I’m going to be teaching again in the Spring. I find myself half-jokingly contemplating a scene where I begin a class by saying “Trigger warning: gun violence!” and a jumpy student pulls out a Glock and starts shooting. It’s an absurd scene, but, in honesty, what isn’t absurd at this point?

Guns and bodies; capital and souls. Thinking and writing about guns for a decade now, it seems to me that most folks don’t care about the flow of lead and blood in spaces they don’t live in or care to think about on the regular. Straw-purchased guns drop bodies in Chicago and Baltimore and most people don’t care. But suddenly guns and bodies appear in places they do care about, or that they could see being inhabited by people they know or who look like them — now, that’s a five-alarm fire. Untraceable guns killing socially marginalized people in the streets? That’s where they’re supposed to be, the implicit logic goes, killing whom they should. But legally bought guns killing people in spaces that disrupt the precious flow of human capital? A national crisis.

Our unique brand of white supremacy and neoliberalism may well be able to tamp that crisis down. We certainly have the technology and profit motive to make everybody we deem valuable stakeholders in the American enterprise feel safer, or at least, feel just safe enough that we can continue to monetize their generalized sense of fear in other ways (analogies to the War on Terror are more than incidental here).
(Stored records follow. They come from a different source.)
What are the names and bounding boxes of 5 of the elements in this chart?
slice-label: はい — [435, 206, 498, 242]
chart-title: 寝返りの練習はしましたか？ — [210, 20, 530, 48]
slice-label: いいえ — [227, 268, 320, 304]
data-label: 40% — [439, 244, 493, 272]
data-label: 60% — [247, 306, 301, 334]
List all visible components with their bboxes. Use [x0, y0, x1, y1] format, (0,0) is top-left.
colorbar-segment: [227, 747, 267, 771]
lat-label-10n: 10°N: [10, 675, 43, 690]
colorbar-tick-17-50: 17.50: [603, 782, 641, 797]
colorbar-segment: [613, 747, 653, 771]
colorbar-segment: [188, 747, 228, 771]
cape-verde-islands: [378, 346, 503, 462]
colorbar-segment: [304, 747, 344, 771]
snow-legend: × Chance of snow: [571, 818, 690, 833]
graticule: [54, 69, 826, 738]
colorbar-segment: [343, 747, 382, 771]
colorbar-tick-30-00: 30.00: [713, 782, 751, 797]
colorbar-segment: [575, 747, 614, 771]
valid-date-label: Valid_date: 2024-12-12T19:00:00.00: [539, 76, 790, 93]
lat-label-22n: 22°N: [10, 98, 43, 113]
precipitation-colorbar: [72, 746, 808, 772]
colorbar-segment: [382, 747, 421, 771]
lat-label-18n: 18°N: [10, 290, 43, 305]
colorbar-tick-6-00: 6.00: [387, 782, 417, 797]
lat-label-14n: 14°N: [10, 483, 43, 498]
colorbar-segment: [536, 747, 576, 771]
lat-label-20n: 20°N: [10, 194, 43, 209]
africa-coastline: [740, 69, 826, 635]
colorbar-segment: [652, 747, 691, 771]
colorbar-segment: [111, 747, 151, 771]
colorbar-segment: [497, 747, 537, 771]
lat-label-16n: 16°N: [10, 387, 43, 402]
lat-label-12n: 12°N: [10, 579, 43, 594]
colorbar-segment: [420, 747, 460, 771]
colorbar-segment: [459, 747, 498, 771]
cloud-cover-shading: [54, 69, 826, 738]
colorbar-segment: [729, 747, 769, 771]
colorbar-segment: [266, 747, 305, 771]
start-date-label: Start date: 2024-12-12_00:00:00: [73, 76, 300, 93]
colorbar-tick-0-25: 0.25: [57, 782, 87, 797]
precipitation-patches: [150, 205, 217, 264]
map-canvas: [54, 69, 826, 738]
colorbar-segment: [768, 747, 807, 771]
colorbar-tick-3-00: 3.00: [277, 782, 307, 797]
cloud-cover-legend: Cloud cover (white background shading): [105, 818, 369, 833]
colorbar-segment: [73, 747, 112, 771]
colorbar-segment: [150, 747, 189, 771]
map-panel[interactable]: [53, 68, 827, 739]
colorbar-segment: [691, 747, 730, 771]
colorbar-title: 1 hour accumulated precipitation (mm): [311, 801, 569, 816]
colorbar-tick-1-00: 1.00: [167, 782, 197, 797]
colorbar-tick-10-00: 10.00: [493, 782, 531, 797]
But can America – in 2015, or 2016, or ever – offer much in the way of a corrective to the deeper structure, to the underlying, fundamentally unequal distribution of who-gives-how-many-fucks-about-whom?

Your guess on that one is as good as mine.


*Update, February 2016: I want to comment that there *is* indeed a superlative book on neoliberalism, affect, and debates over gun carrying, which I hadn’t read in its entirety before writing this – Jennifer Carlson’s “Citizen Protectors: The Everyday Politics of Guns in an Age of Decline.” It’s an all-around brilliant and non-pareil intervention into contemporary debates over guns by way of rigorous ethnography and an unflinching analysis of race, class, and gender within the context of the American post-industrial landscape, and I cannot recommend it more highly.